Gilberte présente sa fille de seize ans à Marcel qui la trouve bien belle tout en taisant son prénom. Et de s’émerveiller de ce chef-d’œuvre du temps que lui semble la jeune fille : « Le temps incolore et insaisissable s’était, pour que pour ainsi dire je puisse le voir et le toucher, matérialisé en elle et l’avait pétrie comme un chef-d’œuvre, tandis que parallèlement sur moi, hélas ! il n’avait fait que son œuvre.
Il va retrouver en sa tête et en son visage la beauté d’oiseau du père : « Elle avait les yeux profondément forés et perçants, et aussi son nez charmant légèrement avancé en forme de bec et courbé, non point comme celui de Swann, mais comme celui de Saint-Loup.
Quant au nez toutefois, la jeune fille le tiendrait de sa mère et de sa grand-mère. Mais quelle grand-mère ? Car, comme tout le monde, elle en a deux. Odette ou Madame de Marsantes ? En tout cas, Marcel en qualifie de sublime la coupure horizontale.

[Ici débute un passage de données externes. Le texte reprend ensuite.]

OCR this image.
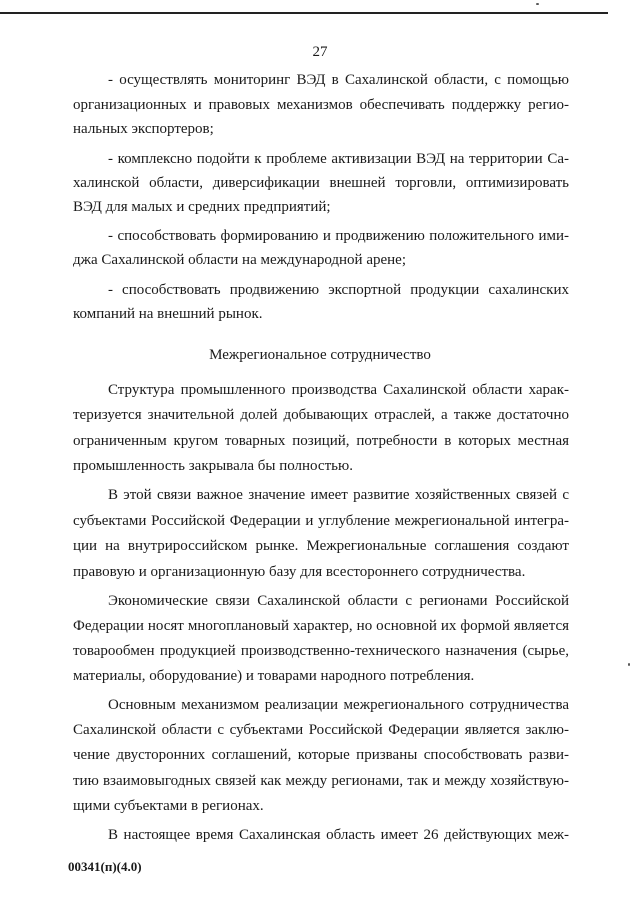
27
- осуществлять мониторинг ВЭД в Сахалинской области, с помощью
организационных и правовых механизмов обеспечивать поддержку регио-
нальных экспортеров;
- комплексно подойти к проблеме активизации ВЭД на территории Са-
халинской области, диверсификации внешней торговли, оптимизировать
ВЭД для малых и средних предприятий;
- способствовать формированию и продвижению положительного ими-
джа Сахалинской области на международной арене;
- способствовать продвижению экспортной продукции сахалинских
компаний на внешний рынок.
Межрегиональное сотрудничество
Структура промышленного производства Сахалинской области харак-
теризуется значительной долей добывающих отраслей, а также достаточно
ограниченным кругом товарных позиций, потребности в которых местная
промышленность закрывала бы полностью.
В этой связи важное значение имеет развитие хозяйственных связей с
субъектами Российской Федерации и углубление межрегиональной интегра-
ции на внутрироссийском рынке. Межрегиональные соглашения создают
правовую и организационную базу для всестороннего сотрудничества.
Экономические связи Сахалинской области с регионами Российской
Федерации носят многоплановый характер, но основной их формой является
товарообмен продукцией производственно-технического назначения (сырье,
материалы, оборудование) и товарами народного потребления.
Основным механизмом реализации межрегионального сотрудничества
Сахалинской области с субъектами Российской Федерации является заклю-
чение двусторонних соглашений, которые призваны способствовать разви-
тию взаимовыгодных связей как между регионами, так и между хозяйствую-
щими субъектами в регионах.
В настоящее время Сахалинская область имеет 26 действующих меж-
00341(п)(4.0)
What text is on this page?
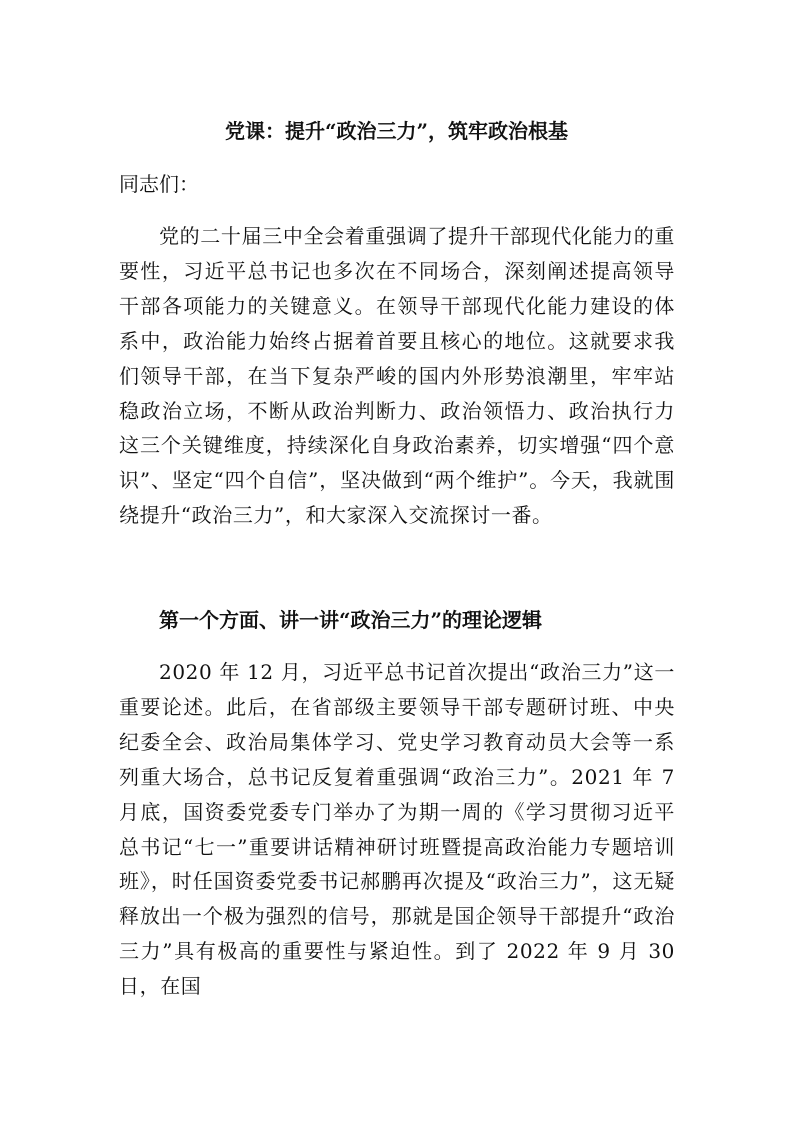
党课：提升“政治三力”，筑牢政治根基

同志们：

党的二十届三中全会着重强调了提升干部现代化能力的重要性，习近平总书记也多次在不同场合，深刻阐述提高领导干部各项能力的关键意义。在领导干部现代化能力建设的体系中，政治能力始终占据着首要且核心的地位。这就要求我们领导干部，在当下复杂严峻的国内外形势浪潮里，牢牢站稳政治立场，不断从政治判断力、政治领悟力、政治执行力这三个关键维度，持续深化自身政治素养，切实增强“四个意识”、坚定“四个自信”，坚决做到“两个维护”。今天，我就围绕提升“政治三力”，和大家深入交流探讨一番。

第一个方面、讲一讲“政治三力”的理论逻辑

2020 年 12 月，习近平总书记首次提出“政治三力”这一重要论述。此后，在省部级主要领导干部专题研讨班、中央纪委全会、政治局集体学习、党史学习教育动员大会等一系列重大场合，总书记反复着重强调“政治三力”。2021 年 7 月底，国资委党委专门举办了为期一周的《学习贯彻习近平总书记“七一”重要讲话精神研讨班暨提高政治能力专题培训班》，时任国资委党委书记郝鹏再次提及“政治三力”，这无疑释放出一个极为强烈的信号，那就是国企领导干部提升“政治三力”具有极高的重要性与紧迫性。到了 2022 年 9 月 30 日，在国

« Un trait aussi particulier eût fait reconnaître une statue entre des milliers, n’eût-on vu que ce trait-là, et j’admirais que la nature fût revenue à point nommé pour la petite fille, comme pour la mère, comme pour la grand’mère, donner, en grand et original sculpteur, ce puissant et décisif coup de ciseau. »
Mais voilà que, revenant à l’allure d’oiseau du paternel, Marcel en attribue la courbe au bec de Saint-Loup : « L’âme de ce Guermantes s’était évanouie ; mais la charmante tête aux yeux perçants de l’oiseau envolé était venue se poser sur les épaules de Mlle de Saint-Loup, ce qui faisait longuement rêver ceux qui avaient connu son père. »
Après avoir donné la jeune fille à Robert, à Gilberte et à Odette, puis à Robert encore, Marcel va se l’approprier in extremis par une manœuvre singulière qui n’a pas trait au physique mais à l’espérance de vie : « Je la trouvais bien belle : pleine encore d’espérances, riante, formée des années mêmes que j’avais perdues, elle ressemblait à ma jeunesse. »
Marcel Proust, Le Temps retrouvé, Folio, p. 336-337.